Ok, so this is the third time this title has been used to refer to an article by Stephen Altrogge (I'm sure the number will multiply.  But this is just too good not to pass along.)

See if this rings true to you:

How to Write An Awful Worship Song
by Pastor Riley's Blog

by Stephen Altrogge

So you finally learned to play the guitar and now you’re wondering, “How do I write a truly awful worship song?” You’ve come to the right place my friend. Here are some sure fire ways to write a truly horrible worship song.

Recycle A Love Song. Write a song for your girlfriend.
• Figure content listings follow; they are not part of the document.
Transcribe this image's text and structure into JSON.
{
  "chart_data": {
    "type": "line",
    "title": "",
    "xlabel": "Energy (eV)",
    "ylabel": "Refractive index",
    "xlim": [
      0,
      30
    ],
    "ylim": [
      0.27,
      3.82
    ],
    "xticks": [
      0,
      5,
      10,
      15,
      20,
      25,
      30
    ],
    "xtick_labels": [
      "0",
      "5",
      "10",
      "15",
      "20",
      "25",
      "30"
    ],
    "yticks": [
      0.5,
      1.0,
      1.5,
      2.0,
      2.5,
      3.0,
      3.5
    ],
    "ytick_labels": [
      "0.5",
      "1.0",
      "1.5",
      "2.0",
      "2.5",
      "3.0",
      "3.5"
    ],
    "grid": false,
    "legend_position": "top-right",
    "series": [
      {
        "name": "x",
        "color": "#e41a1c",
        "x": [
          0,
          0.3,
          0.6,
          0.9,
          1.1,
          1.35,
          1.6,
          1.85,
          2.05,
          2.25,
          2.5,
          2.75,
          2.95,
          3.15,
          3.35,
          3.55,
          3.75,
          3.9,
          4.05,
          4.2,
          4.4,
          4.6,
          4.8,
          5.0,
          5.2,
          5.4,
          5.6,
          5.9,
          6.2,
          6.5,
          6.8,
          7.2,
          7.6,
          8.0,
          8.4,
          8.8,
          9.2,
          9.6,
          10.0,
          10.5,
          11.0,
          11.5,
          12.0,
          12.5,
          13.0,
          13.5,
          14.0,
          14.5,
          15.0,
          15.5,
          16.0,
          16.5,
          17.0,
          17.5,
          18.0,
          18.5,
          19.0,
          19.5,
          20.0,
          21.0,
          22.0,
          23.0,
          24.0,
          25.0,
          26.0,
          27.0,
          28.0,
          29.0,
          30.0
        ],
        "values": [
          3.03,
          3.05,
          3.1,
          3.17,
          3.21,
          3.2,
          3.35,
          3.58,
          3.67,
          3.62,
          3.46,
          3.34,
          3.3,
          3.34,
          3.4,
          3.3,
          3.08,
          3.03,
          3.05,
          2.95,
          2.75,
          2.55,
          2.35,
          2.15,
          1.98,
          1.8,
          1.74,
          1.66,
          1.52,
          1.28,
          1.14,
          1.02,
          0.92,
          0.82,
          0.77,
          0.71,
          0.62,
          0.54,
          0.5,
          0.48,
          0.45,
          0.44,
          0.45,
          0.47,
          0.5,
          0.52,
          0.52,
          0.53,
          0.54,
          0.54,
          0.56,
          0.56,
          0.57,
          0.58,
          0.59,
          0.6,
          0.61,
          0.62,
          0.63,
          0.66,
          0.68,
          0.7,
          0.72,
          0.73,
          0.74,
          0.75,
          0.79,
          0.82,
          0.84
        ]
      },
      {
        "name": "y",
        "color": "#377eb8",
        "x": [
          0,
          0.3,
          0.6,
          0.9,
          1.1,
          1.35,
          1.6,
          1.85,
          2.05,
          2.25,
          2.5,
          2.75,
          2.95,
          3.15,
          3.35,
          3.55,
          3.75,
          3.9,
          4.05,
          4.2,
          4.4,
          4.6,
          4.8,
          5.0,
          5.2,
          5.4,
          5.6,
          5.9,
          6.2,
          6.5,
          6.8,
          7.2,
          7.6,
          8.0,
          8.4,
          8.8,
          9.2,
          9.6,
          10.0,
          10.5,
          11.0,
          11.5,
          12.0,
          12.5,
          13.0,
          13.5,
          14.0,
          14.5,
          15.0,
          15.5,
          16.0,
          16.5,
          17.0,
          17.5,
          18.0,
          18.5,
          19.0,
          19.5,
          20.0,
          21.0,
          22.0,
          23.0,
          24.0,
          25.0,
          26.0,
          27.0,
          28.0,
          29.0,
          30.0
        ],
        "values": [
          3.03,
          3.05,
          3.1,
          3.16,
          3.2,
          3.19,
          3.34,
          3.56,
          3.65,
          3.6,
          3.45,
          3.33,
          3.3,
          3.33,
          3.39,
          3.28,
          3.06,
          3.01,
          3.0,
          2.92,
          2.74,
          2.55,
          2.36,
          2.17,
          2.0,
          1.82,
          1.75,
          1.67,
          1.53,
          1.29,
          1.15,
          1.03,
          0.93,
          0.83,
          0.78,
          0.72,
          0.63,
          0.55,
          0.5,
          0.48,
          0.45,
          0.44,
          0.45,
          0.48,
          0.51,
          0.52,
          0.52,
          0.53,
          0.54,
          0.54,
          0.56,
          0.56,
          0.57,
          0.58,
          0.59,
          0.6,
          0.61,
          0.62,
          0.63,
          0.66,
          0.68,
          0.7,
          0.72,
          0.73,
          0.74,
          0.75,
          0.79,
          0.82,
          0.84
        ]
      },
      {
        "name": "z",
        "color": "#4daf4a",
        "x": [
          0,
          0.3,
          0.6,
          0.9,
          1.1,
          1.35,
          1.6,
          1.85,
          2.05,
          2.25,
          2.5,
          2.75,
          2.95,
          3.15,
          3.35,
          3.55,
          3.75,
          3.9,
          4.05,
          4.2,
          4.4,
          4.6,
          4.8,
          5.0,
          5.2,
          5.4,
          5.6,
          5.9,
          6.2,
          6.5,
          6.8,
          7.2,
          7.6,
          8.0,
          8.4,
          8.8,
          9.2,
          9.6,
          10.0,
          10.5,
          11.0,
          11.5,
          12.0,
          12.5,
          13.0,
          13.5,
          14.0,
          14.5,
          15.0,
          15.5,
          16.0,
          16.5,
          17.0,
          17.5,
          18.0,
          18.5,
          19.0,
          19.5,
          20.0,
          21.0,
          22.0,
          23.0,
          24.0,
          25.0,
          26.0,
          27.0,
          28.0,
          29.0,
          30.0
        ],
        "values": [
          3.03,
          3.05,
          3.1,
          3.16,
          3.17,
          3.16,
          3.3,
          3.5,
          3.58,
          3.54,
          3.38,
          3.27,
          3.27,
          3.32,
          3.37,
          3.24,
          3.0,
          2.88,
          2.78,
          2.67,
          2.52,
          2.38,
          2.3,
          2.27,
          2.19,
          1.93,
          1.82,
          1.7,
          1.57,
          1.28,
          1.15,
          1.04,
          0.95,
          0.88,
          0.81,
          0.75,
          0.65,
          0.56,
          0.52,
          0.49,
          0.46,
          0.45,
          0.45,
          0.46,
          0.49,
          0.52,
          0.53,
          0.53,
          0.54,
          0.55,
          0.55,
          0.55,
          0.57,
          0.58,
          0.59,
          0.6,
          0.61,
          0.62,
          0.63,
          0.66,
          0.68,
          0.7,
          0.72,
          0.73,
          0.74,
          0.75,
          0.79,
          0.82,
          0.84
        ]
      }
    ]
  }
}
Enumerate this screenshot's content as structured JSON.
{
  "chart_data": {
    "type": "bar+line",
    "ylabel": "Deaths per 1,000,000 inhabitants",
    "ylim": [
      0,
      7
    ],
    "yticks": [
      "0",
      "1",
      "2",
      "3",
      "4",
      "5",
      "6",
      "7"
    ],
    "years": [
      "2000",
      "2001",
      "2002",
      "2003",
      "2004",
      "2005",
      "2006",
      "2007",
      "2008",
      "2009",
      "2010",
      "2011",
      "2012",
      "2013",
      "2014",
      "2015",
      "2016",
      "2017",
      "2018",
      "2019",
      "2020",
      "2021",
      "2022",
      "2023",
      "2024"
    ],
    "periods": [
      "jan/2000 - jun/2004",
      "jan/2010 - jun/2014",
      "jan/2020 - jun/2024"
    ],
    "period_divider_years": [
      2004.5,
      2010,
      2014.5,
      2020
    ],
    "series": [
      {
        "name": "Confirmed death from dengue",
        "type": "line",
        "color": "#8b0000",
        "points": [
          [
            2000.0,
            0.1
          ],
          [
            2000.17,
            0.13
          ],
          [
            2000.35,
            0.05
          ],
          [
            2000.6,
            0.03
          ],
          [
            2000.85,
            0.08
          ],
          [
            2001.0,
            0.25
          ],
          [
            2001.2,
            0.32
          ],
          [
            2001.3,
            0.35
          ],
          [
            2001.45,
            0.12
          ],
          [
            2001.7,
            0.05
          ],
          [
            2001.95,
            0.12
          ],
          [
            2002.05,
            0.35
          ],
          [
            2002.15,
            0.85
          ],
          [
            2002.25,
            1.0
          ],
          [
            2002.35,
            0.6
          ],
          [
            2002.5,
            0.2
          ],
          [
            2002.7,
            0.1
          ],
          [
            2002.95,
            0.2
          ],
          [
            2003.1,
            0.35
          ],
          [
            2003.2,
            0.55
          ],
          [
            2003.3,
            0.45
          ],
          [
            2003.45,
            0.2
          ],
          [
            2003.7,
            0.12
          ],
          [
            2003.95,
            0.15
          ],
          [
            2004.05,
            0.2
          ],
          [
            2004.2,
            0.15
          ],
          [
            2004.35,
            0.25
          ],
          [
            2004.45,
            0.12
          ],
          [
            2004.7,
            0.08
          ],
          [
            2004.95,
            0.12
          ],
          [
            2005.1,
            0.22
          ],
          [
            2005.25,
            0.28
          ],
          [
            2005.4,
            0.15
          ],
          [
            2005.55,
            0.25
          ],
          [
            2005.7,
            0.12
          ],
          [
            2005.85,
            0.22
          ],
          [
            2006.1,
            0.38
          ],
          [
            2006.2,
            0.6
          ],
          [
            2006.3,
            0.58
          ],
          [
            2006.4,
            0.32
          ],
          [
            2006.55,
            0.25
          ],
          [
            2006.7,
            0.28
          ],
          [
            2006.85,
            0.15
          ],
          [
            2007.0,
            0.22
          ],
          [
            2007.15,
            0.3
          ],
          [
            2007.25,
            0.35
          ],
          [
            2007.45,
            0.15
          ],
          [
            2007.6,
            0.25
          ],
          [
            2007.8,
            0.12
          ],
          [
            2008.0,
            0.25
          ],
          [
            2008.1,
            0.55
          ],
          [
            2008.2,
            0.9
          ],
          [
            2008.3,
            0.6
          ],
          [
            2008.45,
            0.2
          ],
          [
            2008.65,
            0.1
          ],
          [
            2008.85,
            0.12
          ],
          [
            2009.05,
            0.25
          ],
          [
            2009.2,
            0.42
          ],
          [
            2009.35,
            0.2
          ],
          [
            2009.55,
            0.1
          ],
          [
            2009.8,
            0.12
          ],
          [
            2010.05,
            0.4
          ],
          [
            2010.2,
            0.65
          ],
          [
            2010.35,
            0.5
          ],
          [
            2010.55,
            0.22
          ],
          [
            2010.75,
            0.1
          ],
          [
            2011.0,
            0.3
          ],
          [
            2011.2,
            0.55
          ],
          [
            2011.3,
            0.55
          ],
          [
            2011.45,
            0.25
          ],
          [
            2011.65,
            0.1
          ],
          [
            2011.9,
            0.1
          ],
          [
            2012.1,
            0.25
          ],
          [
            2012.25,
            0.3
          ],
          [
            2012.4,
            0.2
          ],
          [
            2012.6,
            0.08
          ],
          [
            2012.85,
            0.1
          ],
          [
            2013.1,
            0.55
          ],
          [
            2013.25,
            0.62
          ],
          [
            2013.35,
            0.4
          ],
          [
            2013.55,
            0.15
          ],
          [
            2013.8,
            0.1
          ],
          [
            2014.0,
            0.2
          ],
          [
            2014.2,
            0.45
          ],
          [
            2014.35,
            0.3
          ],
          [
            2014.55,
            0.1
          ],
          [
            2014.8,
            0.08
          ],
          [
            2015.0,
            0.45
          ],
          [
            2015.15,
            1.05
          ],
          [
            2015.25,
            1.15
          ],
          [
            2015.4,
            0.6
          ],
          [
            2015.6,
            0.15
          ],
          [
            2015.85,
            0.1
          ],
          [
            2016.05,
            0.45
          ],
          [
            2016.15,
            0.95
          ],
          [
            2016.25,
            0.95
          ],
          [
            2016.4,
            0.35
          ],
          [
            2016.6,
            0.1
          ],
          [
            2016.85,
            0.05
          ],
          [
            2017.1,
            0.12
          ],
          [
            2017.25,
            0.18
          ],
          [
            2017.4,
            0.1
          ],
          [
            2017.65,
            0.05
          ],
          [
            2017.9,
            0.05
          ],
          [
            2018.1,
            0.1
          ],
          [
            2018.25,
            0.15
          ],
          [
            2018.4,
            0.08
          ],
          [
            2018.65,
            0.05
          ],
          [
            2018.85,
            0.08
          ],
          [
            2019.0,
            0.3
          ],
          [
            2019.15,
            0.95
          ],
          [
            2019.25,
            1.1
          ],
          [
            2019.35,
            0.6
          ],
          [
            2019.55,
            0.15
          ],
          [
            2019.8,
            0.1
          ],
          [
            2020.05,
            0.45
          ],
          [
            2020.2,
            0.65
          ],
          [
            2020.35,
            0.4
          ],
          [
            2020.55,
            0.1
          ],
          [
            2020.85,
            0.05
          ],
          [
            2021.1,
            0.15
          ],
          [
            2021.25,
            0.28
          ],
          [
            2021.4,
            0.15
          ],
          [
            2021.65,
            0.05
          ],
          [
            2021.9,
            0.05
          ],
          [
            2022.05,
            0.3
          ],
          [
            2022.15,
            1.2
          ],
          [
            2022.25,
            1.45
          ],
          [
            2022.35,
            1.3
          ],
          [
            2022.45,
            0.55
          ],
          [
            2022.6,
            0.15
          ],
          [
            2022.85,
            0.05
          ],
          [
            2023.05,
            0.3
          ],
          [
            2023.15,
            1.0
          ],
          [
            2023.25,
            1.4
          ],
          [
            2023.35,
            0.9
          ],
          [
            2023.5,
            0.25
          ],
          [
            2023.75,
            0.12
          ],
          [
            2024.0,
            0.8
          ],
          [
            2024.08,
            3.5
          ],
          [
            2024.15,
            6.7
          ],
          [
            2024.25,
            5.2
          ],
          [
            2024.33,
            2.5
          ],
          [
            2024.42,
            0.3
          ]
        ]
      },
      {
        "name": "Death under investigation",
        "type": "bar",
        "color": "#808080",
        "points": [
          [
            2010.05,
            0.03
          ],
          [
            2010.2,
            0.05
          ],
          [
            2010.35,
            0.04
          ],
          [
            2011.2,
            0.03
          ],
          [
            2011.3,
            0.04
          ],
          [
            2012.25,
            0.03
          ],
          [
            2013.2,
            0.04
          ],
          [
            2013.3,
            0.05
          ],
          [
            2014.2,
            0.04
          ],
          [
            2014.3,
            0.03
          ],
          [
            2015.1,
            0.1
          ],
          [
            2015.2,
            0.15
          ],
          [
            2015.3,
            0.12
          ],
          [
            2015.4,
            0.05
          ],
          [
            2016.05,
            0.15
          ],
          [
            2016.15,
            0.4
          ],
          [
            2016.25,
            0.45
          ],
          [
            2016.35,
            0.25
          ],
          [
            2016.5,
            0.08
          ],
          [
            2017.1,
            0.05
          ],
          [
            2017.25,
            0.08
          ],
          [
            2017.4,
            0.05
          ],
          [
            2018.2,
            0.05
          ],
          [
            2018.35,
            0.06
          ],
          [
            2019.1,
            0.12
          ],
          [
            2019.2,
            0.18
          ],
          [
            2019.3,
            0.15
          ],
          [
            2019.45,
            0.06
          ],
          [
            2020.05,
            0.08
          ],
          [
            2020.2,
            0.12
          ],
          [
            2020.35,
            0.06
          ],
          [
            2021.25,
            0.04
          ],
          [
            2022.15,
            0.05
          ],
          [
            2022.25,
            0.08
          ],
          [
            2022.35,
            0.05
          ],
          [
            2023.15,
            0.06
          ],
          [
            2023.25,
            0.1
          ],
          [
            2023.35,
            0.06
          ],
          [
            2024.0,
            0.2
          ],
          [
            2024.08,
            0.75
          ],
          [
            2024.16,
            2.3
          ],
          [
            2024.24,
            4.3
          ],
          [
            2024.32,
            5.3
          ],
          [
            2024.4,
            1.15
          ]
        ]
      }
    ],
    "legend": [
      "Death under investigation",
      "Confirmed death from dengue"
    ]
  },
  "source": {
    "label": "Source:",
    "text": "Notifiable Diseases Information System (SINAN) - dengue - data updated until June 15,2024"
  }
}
When she breaks up with you, convert it into a worship song. Be sure to change all uses of “girl” or “baby”.

[This would be funny if it weren't so true.  Not only that but unfortunately these "love song" worship tunes usually lag far behind in quality to the real thing.  I haven't heard it, but I'm sure it's out there--The Christian version of "Call Me Maybe."  I cringe to think about it.--PQ]

Use Time Tested Rhymes. Make sure that you rhyme “love” and “above” at least twice. The song becomes doubly awful if you can also incorporate the word “dove”. Example: “You sent your love from above, makes my heart feel like a pure white dove.” You get the point.

[Oops.  Tire expressions can find their way into the pulpit too.  guilty--PQ]

Be Vague About Your Theology. Make sure to avoid any theology at all costs. Don’t talk about atonement, wrath, or any other biblical concepts. You want your song to be all about feeling. Don’t let the mind get in the way. Repeat after me: “Worship is a warm feeling, sort of like heartburn, only better.”

[Come on.  How can so many people be wrong.--PQ]

Make the Song All About You.  The main point of your song should be your experiences and how God makes you feel. Don’t bother with objective truth about God. I would suggest that you use the words “I” or “me” at least 12-15 times. For example, “I feel like singing, yes I feel like spinning, because You make me feel so good inside. Like it’s my birthday, but more awesome.”

[What can I say? I'm important!--PQ]

Be Incredibly Poetic. If you can, muddy the waters with poetic phrases that don’t make much sense. Example: “Your love is like a warm summer’s breeze, washing over my heart like a crystal river.”

[Hey!!! I got an A in high school for writing like that!--PQ]

Use Well-Worn Musical Progressions. If you can, keep your music and melody boring. I would suggest that you use no more than four distinct notes in a song, so that by the time someone is done listening to it they want to scream. A worship scream, but a scream nonetheless. It also helps if you use the chords G, C, and D over and over.

[mmmmmmmm Just like a Christian mantra!--PQ]

Defend Your Song Like It’s Your Firstborn Child. Do not, I repeat, do not, let anyone make suggestions for improvement. Tell people that God laid the song on your heart. Tell people that you really want to preserve the artistic integrity of the song. Tell people that you already did the song at your campus ministry and that a revival broke out. Don’t take advice from anyone.

[Oh, no wonder people get angry.  I didn't realize that I was commenting on their children.]

There you have it. Seven ways to write a terrible worship song. You can thank me later.

[So here you have it.  Your path to success with the teenyboppers of any age.